T.V. Transvestite, Pornology New York e ora Bollezzumme.
I film cult di Michele Capozzi, genovese, esploratore urbano, pornologo, filmmaker, laureato in giurisprudenza e scienze sociali, da trentacinque anni a New York. image
“Due anni fa mi aggiravo per i vicoli con la certezza che avrei passato l’inverno a Genova per la prima volta dopo quarant’anni. I caruggi (i vicoli n.d.r.) sono stati per me la terza laurea, quella della street wisdom, cioè la saggezza della strada. Ho imparato più cose perdendomi nei suoi percorsi e nelle sue amenità che nelle aule dell’Università”.

Che cos’è Bollezzumme?

“Un progetto cinematografico ma non solo, uno stile e una filosofia di vita che parte dal significato di questa bella parola dialettale: l’agitazione del mare prodotta dal vento, o il ribollio dell’acqua che si infrange tra gli scogli vicino alla riva quando c’è mare mosso. Cioè caos, subbuglio, casìno”.

Come nasce questo fermento?

“Quando ero giovane io, negli anni Sessanta, questa movida non c’era. Non si usciva spesso come si fa adesso e la concezione stessa del centro storico e della vita notturna era diversa», racconta Michele Capozzi, che continua: «Ricordo quando via Gramsci era un susseguirsi di locali e bordelli che facevano da sfondo al porto di Genova, all’epoca vivo e in simbiosi con la città. Ricordo i marinai, provenienti da ogni parte del mondo, che si fermavano nella nostra città per un mese o due e che per divertirsi affollavano balere e bordelli per andare a bere, mangiare e – perché non dirlo – anche a scopare, con una delle tante puttane che affollavano quella zona di Genova oggi meno vitale”, sorride il regista e continua: “Il porto era un luogo ricco di storie di genti diverse, che portavano qualcosa alla città e ai quali la città dava qualcosa. Adesso che il porto è diventato prevalentemente turistico la situazione è diversa, ha perso di colore. È venuto a mancare quel legame che c’era tra il porto e la città”.
“Ma attenzione”, sottolinea il regista, “sono passati 45 anni e il bollezzumme è sempre lì, con diversi attori e protagonisti.

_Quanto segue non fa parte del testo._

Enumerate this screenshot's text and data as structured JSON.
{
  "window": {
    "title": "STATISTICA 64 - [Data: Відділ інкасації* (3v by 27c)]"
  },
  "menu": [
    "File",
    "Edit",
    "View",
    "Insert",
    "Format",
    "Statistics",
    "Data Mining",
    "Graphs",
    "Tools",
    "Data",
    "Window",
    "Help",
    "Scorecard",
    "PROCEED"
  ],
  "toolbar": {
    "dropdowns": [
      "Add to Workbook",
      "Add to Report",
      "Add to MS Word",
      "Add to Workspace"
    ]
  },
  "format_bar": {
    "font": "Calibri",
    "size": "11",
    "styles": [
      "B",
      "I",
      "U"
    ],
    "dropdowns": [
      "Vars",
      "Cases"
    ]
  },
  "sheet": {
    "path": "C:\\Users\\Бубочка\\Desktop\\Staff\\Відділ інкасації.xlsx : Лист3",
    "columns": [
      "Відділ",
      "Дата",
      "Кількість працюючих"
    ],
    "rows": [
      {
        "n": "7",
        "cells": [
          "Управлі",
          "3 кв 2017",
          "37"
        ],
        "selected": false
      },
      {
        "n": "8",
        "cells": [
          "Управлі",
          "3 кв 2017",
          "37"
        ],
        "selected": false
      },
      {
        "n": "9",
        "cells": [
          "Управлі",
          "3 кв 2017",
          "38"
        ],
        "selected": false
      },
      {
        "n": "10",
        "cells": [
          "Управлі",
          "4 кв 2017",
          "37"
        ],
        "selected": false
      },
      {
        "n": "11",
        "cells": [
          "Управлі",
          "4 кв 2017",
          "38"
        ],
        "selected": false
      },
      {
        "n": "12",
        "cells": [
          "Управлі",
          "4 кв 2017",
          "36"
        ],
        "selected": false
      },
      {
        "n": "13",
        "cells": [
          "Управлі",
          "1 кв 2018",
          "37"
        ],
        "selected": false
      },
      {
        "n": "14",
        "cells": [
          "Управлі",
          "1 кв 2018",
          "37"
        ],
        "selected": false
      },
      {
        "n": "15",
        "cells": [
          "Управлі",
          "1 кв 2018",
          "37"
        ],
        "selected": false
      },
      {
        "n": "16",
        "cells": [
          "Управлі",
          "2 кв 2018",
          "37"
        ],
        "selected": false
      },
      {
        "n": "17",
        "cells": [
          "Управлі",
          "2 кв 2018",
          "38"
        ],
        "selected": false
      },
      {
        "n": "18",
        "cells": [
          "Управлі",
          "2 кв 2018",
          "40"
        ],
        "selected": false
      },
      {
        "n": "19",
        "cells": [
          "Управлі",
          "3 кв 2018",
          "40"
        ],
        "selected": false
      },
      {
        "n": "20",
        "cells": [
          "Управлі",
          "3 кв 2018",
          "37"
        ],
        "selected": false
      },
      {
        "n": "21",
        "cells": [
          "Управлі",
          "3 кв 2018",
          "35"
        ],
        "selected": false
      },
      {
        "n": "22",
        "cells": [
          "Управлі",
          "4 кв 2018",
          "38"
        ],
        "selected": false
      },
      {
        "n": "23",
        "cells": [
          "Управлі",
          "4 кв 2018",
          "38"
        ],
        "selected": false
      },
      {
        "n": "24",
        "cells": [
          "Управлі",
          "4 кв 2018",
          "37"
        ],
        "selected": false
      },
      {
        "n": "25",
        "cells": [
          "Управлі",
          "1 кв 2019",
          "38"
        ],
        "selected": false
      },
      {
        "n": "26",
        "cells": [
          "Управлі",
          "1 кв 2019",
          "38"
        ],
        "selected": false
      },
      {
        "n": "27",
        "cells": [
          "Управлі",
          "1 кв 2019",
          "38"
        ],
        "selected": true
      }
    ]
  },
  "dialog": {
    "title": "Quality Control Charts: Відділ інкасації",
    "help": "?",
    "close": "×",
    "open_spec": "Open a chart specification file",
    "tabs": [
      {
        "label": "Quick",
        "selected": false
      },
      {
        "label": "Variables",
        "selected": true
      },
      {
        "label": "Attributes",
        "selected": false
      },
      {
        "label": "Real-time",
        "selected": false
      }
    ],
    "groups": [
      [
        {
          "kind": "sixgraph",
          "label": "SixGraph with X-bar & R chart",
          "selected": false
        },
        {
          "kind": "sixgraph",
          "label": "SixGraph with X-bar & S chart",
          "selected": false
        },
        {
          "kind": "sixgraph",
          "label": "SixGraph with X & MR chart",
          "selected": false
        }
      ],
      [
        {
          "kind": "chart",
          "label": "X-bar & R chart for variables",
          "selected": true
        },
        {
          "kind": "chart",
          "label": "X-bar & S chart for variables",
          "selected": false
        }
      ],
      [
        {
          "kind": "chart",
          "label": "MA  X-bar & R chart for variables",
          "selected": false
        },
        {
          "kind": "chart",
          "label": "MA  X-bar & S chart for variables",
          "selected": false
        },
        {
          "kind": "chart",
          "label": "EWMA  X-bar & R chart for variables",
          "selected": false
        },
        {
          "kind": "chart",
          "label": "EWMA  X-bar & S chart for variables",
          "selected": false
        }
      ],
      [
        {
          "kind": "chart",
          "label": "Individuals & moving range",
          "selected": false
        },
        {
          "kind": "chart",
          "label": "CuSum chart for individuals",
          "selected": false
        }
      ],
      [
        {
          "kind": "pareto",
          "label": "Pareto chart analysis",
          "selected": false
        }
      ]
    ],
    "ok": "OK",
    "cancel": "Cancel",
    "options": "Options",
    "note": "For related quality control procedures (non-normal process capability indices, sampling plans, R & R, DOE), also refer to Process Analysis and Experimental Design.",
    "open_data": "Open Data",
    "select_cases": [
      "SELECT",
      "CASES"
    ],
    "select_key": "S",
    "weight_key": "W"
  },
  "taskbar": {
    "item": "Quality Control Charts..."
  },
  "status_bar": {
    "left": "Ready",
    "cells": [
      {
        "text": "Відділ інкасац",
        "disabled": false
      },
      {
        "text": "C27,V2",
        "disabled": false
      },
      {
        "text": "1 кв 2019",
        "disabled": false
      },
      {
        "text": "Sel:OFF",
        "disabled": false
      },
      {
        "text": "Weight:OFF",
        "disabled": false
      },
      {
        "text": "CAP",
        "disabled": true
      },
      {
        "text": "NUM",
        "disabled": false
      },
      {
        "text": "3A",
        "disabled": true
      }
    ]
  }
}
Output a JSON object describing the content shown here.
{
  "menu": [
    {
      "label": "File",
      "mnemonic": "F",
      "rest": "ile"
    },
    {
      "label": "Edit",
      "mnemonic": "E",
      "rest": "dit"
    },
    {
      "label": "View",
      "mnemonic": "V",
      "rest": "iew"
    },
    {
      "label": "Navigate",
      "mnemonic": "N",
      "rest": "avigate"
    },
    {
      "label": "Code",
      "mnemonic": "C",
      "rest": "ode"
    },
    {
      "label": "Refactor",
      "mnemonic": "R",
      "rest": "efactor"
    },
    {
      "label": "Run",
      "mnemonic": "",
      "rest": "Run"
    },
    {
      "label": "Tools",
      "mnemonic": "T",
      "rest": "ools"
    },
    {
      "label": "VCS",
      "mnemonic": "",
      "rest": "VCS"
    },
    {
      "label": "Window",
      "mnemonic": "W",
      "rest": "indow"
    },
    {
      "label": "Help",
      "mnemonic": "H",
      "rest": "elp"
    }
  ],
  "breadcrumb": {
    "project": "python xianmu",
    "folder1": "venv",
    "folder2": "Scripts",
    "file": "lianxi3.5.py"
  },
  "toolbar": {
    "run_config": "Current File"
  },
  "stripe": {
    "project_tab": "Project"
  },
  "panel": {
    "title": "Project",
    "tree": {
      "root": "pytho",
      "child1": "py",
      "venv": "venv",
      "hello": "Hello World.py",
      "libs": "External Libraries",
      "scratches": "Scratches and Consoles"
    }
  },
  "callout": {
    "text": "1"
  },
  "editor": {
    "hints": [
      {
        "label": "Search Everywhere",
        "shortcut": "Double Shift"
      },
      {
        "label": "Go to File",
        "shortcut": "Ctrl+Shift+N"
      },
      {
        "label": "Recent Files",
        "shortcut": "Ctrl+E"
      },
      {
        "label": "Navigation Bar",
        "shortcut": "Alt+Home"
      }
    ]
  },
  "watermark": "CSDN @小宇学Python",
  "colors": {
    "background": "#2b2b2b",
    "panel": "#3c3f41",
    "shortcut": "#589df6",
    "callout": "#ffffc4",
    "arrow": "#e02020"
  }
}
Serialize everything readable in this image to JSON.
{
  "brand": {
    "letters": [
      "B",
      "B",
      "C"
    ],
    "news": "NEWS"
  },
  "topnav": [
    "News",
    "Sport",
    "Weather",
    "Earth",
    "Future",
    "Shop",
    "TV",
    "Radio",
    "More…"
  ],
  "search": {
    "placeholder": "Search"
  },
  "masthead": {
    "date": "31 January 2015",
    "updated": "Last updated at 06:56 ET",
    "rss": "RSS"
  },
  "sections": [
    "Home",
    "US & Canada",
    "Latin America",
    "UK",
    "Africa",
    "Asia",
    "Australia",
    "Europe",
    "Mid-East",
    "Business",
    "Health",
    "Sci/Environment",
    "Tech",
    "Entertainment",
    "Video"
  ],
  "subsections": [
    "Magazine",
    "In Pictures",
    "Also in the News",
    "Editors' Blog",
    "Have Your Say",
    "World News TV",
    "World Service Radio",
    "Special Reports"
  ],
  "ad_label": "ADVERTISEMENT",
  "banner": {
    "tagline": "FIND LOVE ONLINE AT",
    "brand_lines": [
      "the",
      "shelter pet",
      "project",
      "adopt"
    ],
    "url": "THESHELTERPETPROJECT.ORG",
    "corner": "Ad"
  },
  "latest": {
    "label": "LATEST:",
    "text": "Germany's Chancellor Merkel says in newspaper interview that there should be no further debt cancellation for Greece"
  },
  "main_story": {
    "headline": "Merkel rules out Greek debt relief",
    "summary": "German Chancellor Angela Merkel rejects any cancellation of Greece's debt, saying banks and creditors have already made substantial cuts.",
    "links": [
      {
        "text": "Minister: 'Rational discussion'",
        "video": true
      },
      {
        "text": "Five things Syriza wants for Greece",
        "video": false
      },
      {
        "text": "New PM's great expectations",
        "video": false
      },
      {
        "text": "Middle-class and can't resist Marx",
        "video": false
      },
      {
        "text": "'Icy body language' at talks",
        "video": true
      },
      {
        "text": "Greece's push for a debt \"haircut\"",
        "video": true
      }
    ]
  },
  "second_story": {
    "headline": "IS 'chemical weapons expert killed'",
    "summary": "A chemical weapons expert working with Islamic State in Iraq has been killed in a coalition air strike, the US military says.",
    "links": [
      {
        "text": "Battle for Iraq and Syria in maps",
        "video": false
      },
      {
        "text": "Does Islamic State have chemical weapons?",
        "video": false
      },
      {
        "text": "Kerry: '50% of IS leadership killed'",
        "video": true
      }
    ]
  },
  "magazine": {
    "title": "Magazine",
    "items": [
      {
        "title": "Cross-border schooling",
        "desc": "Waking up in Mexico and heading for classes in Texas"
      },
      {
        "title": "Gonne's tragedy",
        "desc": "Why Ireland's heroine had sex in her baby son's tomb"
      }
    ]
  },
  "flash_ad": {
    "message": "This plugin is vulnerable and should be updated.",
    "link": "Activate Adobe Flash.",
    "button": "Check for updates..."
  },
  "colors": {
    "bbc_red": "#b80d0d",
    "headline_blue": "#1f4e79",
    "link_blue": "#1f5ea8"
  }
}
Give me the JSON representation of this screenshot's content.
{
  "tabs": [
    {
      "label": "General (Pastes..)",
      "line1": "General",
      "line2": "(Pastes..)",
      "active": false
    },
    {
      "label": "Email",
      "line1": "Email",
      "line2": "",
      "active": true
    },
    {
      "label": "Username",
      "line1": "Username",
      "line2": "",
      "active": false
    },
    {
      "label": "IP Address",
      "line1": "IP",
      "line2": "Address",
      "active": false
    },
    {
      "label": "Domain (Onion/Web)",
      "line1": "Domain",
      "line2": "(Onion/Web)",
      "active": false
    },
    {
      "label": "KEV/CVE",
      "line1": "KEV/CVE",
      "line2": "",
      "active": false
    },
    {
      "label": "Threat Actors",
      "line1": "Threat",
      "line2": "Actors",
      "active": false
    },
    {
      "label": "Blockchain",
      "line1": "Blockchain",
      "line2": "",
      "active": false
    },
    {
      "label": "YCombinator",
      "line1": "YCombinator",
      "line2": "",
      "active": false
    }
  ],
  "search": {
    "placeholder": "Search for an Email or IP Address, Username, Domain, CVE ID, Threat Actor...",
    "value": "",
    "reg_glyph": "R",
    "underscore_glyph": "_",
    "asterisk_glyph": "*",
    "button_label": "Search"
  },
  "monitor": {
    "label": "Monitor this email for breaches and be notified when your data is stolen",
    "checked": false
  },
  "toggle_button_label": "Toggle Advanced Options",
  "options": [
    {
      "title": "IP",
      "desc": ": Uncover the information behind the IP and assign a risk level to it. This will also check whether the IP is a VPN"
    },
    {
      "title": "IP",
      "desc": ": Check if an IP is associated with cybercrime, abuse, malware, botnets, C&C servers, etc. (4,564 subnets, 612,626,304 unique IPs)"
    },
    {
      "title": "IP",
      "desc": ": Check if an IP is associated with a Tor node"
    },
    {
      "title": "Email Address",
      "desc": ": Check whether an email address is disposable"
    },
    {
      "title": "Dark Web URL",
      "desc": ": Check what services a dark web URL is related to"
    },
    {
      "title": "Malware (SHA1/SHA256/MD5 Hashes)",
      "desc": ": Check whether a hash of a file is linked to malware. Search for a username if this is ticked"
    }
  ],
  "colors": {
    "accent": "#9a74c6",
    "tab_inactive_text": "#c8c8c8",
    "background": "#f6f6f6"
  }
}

Invece di un porto vibrante con navi provenienti da tutto il mondo adesso ci sono l’Acquario, il Bigo, il Porto Antico che portano turisti da tutto il mondo. E questo cambiamento urbanistico sociale succede dappertutto, in quasi tutte le città occidentali, da New York a Lyone. Ma qui ha una logica particolare e uno scacchiere diversificato: il centro storico è una serie di contrade, sestieri, enclavi uno diverso dall’altro. Lingua, tradizioni, cibo, religioni. Una quasi-New York non da esplorare in macchina, ma a piedi con differenze visive immediate: giri un angolo, entri in una piazzetta e sei in un altro mondo.”
Bollezzumme è stato girato in tutta la zona della città vecchia, utilizzando differenti tecniche di ripresa e diverse video camere, in modo da dare anche dal punto di vista strettamente cinematografico la sensazione del movimento e della antistaticità della storia che Michele Capozzi vuole raccontare.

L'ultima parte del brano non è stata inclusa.